At any rate, their futures were assured. In 1939, at a joint ceremony, Clara was married to Dr Albert Yuan Minxin, a graduate of Nanjing University Medical School, and Isobel to John Shih Taotsi, the younger brother of one of her Iona schoolteachers and also a graduate of Nanjing University.

During this period – although the records are incomplete – it would seem the four sisters were aware of each other’s existence. All four spent 1946 together in Shanghai with their young families, though from what was later recalled this did nothing to clarify what must have been extremely puzzling and unexplained gaps in their shared and unshared histories.

After the 1946-47 reunion, the Chinese civil war separated the girls permanently. Clara and her doctor husband returned to Chengdu, where they initially lived in the old Chien family home. They traded in their Western clothes for communist-issue blue jackets and raised a family of four daughters in the newly formed People’s Republic of China.

Isobel’s husband, who worked for the National Resources Commission in Chongqing during the second world war, was sent to the US to collaborate with the Americans at their naval yards. Upon joining a newly formed United Nations, he was able to take his young family to America before the Silk Curtain dropped, in 1949, cutting Clara and Isobel off from each other forever. Isobel succumbed to breast cancer in 1960.

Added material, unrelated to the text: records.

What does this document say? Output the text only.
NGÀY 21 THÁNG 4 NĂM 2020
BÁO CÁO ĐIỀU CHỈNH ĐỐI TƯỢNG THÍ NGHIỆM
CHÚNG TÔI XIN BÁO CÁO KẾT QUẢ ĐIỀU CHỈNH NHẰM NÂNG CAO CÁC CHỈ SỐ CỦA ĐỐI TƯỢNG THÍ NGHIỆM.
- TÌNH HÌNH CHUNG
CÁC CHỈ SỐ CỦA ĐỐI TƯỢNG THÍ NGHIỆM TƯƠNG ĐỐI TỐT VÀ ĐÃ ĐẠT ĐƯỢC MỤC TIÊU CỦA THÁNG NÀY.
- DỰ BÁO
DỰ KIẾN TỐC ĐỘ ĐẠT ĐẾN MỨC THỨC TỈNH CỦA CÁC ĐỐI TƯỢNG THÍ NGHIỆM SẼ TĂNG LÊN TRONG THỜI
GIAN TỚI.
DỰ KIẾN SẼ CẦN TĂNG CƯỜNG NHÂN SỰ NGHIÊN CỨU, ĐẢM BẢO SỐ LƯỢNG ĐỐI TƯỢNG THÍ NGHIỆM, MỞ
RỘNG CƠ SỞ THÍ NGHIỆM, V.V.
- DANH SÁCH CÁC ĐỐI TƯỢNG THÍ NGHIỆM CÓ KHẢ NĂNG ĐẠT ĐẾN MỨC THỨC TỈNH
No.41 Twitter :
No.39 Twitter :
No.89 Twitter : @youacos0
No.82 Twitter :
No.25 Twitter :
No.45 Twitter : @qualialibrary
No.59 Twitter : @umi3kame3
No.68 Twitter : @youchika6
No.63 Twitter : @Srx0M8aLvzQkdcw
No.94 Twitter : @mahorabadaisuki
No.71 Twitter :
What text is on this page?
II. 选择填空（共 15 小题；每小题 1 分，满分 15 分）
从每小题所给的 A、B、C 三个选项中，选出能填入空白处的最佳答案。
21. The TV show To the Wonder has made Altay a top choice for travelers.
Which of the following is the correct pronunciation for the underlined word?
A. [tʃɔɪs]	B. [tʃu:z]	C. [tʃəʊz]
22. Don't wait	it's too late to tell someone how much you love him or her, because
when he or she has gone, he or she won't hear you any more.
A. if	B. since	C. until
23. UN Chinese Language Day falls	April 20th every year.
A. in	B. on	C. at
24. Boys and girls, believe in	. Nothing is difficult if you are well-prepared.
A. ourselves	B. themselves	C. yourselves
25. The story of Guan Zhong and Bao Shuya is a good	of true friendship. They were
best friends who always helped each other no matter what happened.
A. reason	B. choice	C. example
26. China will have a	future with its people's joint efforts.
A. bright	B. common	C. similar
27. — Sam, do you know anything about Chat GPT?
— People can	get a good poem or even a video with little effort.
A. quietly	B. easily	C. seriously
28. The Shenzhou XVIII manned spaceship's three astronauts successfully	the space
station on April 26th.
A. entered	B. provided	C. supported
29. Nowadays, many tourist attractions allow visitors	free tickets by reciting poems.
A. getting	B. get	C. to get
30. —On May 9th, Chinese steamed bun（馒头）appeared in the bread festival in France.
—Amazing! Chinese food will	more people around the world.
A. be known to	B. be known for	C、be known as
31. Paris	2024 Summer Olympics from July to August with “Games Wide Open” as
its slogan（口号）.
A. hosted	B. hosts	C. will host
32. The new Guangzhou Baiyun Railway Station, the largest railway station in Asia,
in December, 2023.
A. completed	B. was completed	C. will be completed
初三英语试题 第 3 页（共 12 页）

Meanwhile, Hilda and her husband had moved, via Hong Kong, to Singapore. And Elsie and her family stayed in Shanghai, becoming citizens of the Peoples’ Republic, like Clara and her husband.

 

SO THE WHEEL HAS COME full circle. The story of the “lost” girls standing by that sad grave in Hong Kong in 1921 has been pieced together, albeit with many holes. It appears to have been a deliberate – if hard to unravel or fathom – strategy to sever them from their roots and make them “waifs”. And much else remains a mystery.

Was Charles Chien’s separation from them, and the splitting of his daughters by Adela following her death, a geographical and cultural necessity in 1920s and 30s China? Did he return to another family and a wholly Chinese life? Perhaps there was danger from association with him – an unsubstantiated family story concerns an attempted poisoning of Chien, for his pro-Western views, while he was travelling on business as China’s “ambassador” to Mexico some time in the 20s or 30s. Did he anonymously underwrite his children’s upbringing?

And who, indeed, was Charles Chien, exactly? The available evidence about him suggests social standing, political connections and wealth, but little else.

Another unknown is what connects Charles and Adela Chien with Moore and the Plants. Was it the river trade? Was Charles Chien’s family involved in the Szechuan Steam Navigation Co?

Or might it have been Christianity? Charles Chien was probably a convert – hence his lodging with the church-going Warburtons in London.

Clearly there is much to this tale yet to be discovered – if the answers are still out there.